Qualquer aventureiro menos aderente, nas extremidades dos membros, do que o Homem-Aranha teria dificuldades em descer a fachada, vindo do telhado, fosse pelo tubo da caleira ou varanda a varanda, e muito menos sem ser visto. Subir, a partir do passeio, para a primeira varanda, e daí até à terceira, não seria, igualmente fácil, ainda que uma caixa de electricidade no separador entre edifícios tivesse superfície suficiente para um joelho. Interrogou-se sobre o aspecto das traseiras. Pátio, escadas de incêndio, janelas abertas, estendais, mais varandas, não havia forma de saber, nem tempo para indagar.
O semáforo transferiu o fardo da espera aos veículos em posição perpendicular e os canos de escape à sua frente começaram a produzir fumaça rejubilante. Alguns carros desperdiçavam já os faróis médios, mas ainda não era obrigatório assinalar-se sequer com os mínimos, tendo em conta a visibilidade. Isso significava também que, se parasse o seu e atravessasse a rua, seria perceptível por qualquer ângulo que tomasse. Se estivessem a controlar os acessos.

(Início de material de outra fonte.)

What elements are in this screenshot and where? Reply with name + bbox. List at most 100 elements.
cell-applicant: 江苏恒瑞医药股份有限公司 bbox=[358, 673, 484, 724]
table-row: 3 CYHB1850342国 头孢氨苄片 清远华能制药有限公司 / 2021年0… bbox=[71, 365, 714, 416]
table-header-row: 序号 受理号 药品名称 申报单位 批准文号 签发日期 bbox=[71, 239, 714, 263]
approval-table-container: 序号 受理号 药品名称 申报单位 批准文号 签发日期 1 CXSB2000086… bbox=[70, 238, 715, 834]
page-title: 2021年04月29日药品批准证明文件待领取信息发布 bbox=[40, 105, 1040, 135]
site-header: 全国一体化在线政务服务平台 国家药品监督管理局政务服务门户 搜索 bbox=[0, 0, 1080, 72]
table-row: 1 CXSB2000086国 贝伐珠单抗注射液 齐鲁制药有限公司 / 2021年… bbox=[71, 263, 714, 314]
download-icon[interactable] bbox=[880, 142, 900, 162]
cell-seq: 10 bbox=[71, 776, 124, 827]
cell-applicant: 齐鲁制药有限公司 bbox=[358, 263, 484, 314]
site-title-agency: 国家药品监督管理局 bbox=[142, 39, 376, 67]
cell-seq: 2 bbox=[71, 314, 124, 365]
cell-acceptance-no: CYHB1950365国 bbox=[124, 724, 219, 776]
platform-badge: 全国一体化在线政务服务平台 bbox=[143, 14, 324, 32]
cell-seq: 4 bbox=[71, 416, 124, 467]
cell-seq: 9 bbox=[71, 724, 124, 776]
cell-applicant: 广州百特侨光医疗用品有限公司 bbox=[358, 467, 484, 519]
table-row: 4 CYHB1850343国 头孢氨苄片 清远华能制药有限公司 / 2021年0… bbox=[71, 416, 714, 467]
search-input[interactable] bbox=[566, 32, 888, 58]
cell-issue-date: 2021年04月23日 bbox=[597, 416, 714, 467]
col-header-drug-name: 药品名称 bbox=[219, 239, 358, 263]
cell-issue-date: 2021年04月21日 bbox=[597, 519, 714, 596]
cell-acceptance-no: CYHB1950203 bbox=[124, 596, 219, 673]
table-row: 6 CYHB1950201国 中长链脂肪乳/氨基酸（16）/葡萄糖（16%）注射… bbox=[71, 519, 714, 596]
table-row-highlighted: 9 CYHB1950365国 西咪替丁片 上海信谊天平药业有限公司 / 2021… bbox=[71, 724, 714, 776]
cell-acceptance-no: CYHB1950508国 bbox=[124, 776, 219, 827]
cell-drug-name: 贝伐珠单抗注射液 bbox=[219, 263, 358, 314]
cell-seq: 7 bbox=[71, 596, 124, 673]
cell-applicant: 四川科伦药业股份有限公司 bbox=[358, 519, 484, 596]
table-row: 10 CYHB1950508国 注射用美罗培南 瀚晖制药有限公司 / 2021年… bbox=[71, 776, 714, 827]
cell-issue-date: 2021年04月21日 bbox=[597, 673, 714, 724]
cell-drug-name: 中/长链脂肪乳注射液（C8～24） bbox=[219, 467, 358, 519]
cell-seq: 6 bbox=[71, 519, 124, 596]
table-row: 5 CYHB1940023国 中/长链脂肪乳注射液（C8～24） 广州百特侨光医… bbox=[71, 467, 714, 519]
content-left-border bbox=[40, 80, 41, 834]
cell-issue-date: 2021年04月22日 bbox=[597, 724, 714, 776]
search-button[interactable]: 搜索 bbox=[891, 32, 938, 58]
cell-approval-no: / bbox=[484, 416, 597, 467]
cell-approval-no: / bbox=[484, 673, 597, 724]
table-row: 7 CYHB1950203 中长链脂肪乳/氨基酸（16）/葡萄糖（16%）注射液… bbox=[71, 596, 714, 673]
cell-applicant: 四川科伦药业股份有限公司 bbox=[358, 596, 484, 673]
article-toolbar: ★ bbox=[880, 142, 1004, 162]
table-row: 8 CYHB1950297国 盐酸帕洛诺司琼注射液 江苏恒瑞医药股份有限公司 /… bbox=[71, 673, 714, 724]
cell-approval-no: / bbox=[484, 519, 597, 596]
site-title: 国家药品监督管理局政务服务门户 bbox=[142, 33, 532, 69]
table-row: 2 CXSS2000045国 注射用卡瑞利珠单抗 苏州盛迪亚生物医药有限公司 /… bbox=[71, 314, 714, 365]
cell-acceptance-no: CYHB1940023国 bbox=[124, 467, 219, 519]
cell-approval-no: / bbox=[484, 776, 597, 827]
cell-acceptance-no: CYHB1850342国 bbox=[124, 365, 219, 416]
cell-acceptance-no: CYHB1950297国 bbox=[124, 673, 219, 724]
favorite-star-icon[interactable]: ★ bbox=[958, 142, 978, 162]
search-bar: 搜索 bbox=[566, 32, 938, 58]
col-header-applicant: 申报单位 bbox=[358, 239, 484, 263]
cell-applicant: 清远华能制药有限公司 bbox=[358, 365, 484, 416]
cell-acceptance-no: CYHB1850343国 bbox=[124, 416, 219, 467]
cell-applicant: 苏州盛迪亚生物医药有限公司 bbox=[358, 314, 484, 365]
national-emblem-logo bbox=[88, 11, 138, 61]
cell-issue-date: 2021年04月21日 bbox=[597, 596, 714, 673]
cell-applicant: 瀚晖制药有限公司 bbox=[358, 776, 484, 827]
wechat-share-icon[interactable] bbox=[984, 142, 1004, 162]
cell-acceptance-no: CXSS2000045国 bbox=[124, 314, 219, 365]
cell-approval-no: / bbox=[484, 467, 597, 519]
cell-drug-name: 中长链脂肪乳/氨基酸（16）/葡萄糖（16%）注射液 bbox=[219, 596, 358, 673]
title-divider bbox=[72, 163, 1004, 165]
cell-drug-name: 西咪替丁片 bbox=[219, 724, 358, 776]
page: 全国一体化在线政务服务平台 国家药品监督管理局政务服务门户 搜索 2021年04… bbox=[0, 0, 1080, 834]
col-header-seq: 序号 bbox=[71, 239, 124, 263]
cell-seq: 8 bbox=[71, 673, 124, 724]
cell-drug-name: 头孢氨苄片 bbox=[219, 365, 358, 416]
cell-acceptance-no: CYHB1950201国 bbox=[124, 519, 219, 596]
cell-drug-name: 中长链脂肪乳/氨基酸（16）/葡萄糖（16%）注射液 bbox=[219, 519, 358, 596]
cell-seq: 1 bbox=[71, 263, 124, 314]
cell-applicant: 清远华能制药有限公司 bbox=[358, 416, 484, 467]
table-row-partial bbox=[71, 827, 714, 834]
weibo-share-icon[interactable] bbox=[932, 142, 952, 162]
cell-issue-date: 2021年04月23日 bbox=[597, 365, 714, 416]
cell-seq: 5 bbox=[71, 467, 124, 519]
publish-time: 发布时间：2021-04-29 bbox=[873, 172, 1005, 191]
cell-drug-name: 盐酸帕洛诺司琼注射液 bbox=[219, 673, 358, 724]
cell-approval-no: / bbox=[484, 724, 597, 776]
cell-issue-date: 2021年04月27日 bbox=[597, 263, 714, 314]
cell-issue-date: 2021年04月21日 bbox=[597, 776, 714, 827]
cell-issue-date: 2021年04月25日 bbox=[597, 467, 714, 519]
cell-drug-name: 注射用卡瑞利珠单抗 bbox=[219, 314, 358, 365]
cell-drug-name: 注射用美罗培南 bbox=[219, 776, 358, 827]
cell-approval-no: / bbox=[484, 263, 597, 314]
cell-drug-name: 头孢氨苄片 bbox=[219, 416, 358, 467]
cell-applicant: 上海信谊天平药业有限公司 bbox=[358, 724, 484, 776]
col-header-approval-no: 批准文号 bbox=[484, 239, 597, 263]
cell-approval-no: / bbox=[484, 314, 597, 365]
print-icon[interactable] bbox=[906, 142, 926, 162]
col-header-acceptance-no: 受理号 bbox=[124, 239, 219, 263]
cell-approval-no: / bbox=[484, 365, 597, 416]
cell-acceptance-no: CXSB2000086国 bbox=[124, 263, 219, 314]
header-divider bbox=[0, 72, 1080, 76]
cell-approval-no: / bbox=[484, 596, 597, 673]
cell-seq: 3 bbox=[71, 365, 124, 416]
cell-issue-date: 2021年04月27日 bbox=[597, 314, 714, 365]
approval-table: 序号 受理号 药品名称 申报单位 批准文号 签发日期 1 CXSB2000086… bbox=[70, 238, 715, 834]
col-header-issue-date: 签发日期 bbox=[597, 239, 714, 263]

Independentemente da expressão fila indiana ter sido cunhada a pensar no modo furtivo com que os índios americanos avançavam sobre o inimigo, os indianos nunca se tinham descartado do equívoco e os portugueses pareciam reivindicá-lo, numa lentidão para a qual o semáforo, como qualquer outro instrumento de controlo de tráfego minimamente coerente para com horários programados, perdeu a boa vontade e o seu descontentamento manifestou-se da mesma forma que o de um árbitro, erguendo bem alto o que de mais vermelho envergava.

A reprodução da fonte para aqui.